I’ve been posting on my progress around the podcast grabber I’ve been building. You can find a couple of my back blogs here and here, and some preliminary source code here.

My latest work in the podgrabber saga has been to convert the GUI from using Glade and PyGTK to hand-coded PyGTK. See the blog posts above for more details. I have now converted over everything except for a simple configuration dialog. The old GUI view Python module (using Glade) weighed in at 419 lines of code. The new GUI view Python module (using hand-coded PyGTK) weighs in at 477 lines of code. This is really interesting to me because the Glade way didn’t have any definitions of GUI code in it; all of that was stored in a .glade file. The new way has both the GUI definitions as well as the event handling code. I’m surprised that it’s only a 58 line difference in size (or about 14% increase).

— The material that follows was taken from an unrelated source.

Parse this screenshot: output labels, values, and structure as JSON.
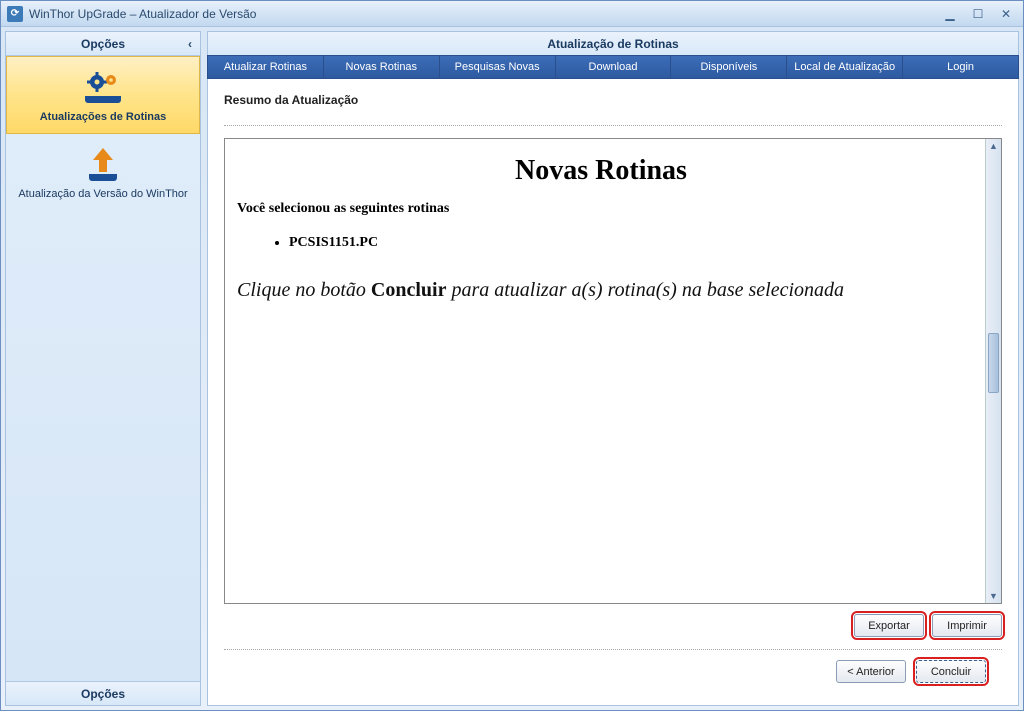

After making the switch to hand-coded PyGTK, I’m starting to wonder what the benefit was to using Glade. Maybe it provided me, an inexperienced GUI person, with some sort of a security blanket as I tromped through unfamiliar territory. I don’t know. This is totally subjective and maybe a fallible comparison, but my code feels cleaner in the re-vamped raw PyGTK module than the module using Glade. It could be because I’m copying and pasting a lot of code from the old module and am refactoring it as I go. Or it could be because I feel more in control of the whole process, so I’m asserting myself to structure things better. Anyway, I thought this was an interesting comparison.